Whole-transcriptome predictions
To predict expression levels for all annotated genes, we implemented a 10-fold cross-validation procedure. Specifically, we partitioned the dataset into 10 equally sized bins. For each fold, we i) reserved 1/10 of the data as a test set, 1000 genes as a validation set, and the remaining genes as a training set; ii) trained 10 independent models until convergence, iii) selected the model with the minimum validation mean squared error, and iv) generated a prediction on the test set. We then concatenated all of the predictions together that were derived from the best model from each of the ten folds of the data.
SuRE MPRA data
Pre-processed genome-wide, stranded SuRE MPRA data mapped to hg19 was acquired as bigwig files from GEO record GSE7870923. To compute SuRE activity at a specified promoter, we extracted the mean SuRE signal over covered bases on the correct strand as the gene, centered at 1000bp around the TSS, using utilities provided in the UCSC genome browser (“bigWigAverageOverBed-sampleAroundCenter=1000”)59. For the TSS annotations, we utilized our set of CAGE-corrected TSSs lifted over from hg38 to hg19 using liftOver59, supplemented with TSSs for genes annotated in Gencode release 27/Ensembl v90 for any missing IDs (https://www.gencodegenes.org/releases/27lift37.html)60.
Baseline models
To train baseline models for comparison (Figure S4), we merged the training and validation sets used initially for hyperparameter optimization and model training. For each gene, we first extracted the ±1500bp window centered each TSS and defined this as the promoter. For k-mer-based models, we counted the frequency of all k-mers occuring occurring in the promoter region, varying k from 1 to 5 and 6 for human and mouse, respectively. To train transcription-factor-based models, we scanned promoters using FIMO61 using positional weight matrices derived from the JASPAR 2016 Core Vertebrate set62. Default parameters were used for the search, except that the set of promoter sequences to compute a first order Markov background model for the search. For the transcription factors matched to the promoters, we populated a binary matrix with a 1 if a significant motif was detected for the promoter, and 0 otherwise. We then trained multiple linear regression models explaining median mRNA expression levels as a function of i) the collection of k-mer counts, ii) the binary matrix of JASPAR matches, or iii) both of the former. These models were trained both with and without half-life features, with the r2 evaluated on the test set.

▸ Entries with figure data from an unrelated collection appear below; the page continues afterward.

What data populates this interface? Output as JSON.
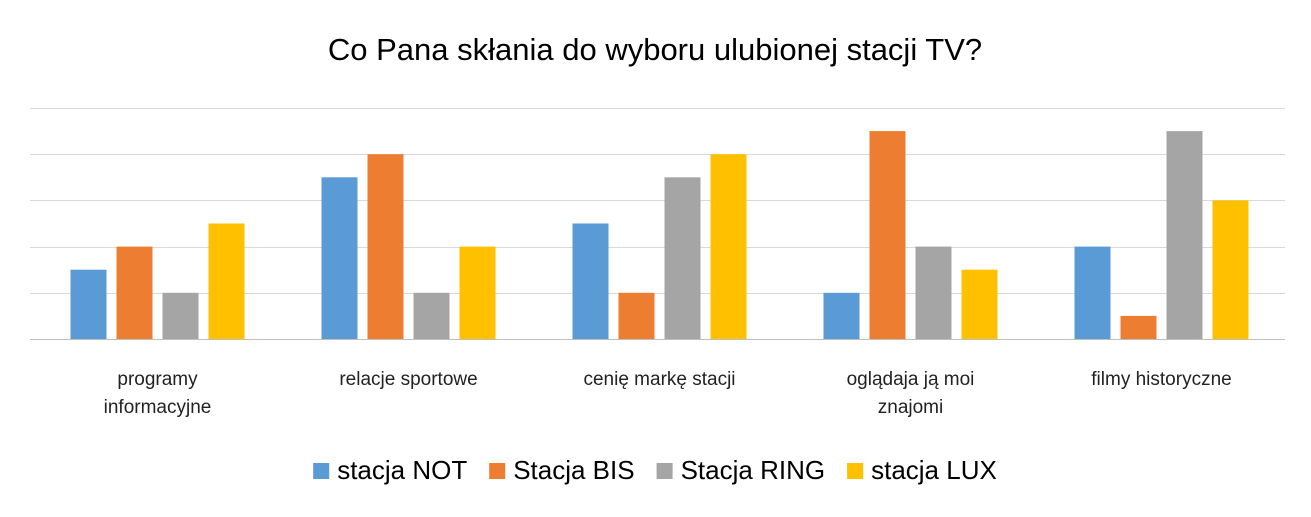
{
  "chart_data": {
    "type": "bar",
    "title": "Co Pana skłania do wyboru ulubionej stacji TV?",
    "xlabel": "",
    "ylabel": "",
    "categories": [
      [
        "programy",
        "informacyjne"
      ],
      [
        "relacje sportowe"
      ],
      [
        "cenię markę stacji"
      ],
      [
        "oglądaja ją moi",
        "znajomi"
      ],
      [
        "filmy historyczne"
      ]
    ],
    "series": [
      {
        "name": "stacja NOT",
        "color": "#5b9bd5",
        "values": [
          3,
          7,
          5,
          2,
          4
        ]
      },
      {
        "name": "Stacja BIS",
        "color": "#ed7d31",
        "values": [
          4,
          8,
          2,
          9,
          1
        ]
      },
      {
        "name": "Stacja RING",
        "color": "#a5a5a5",
        "values": [
          2,
          2,
          7,
          4,
          9
        ]
      },
      {
        "name": "stacja LUX",
        "color": "#ffc000",
        "values": [
          5,
          4,
          8,
          3,
          6
        ]
      }
    ],
    "ylim": [
      0,
      10
    ],
    "grid": true,
    "gridline_count": 5,
    "y_tick_labels_shown": false,
    "legend_position": "bottom"
  }
}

Prediction on a genomic window
We extracted 10.5Kb sequences tiling across the 600 Kb and 700 Kb regions of the human and mouse genomes, respectively, in 100bp increments (Genome coordinates: chr1:109500000-110300000, hg19 genome build; chr3:107800000-108500000, mm10 genome build). The “bedtools makewindows” (parameters “-w 10500 -s 100”) was used to generate these windows, and “bedtools getfasta” to extract the sequences55. Predictions were then made using our cell type-agnostic Xpresso model trained upon median gene expression data, using zero values for all half-life features (with zero corresponding to the mean values as these features had been z-score normalized).
DATA ACCESS
Associated code necessary to train and test the deep learning models and reproduce each figure of the manuscript will be made available upon publication through a GitHub package.
ACKNOWLEDGMENTS
We thank J. Tome, S. Kim, and other members of the Shendure lab for critical commentary and helpful discussions. This material is based upon work supported under an NRSA NIH fellowship 5T32HL007093 (to V.A.) and NIH grants 5DP1HG007811, 5R01HG009136, and 5R01CA197139 (to J.S.). J.S. is an investigator of the Howard Hughes Medical Institute.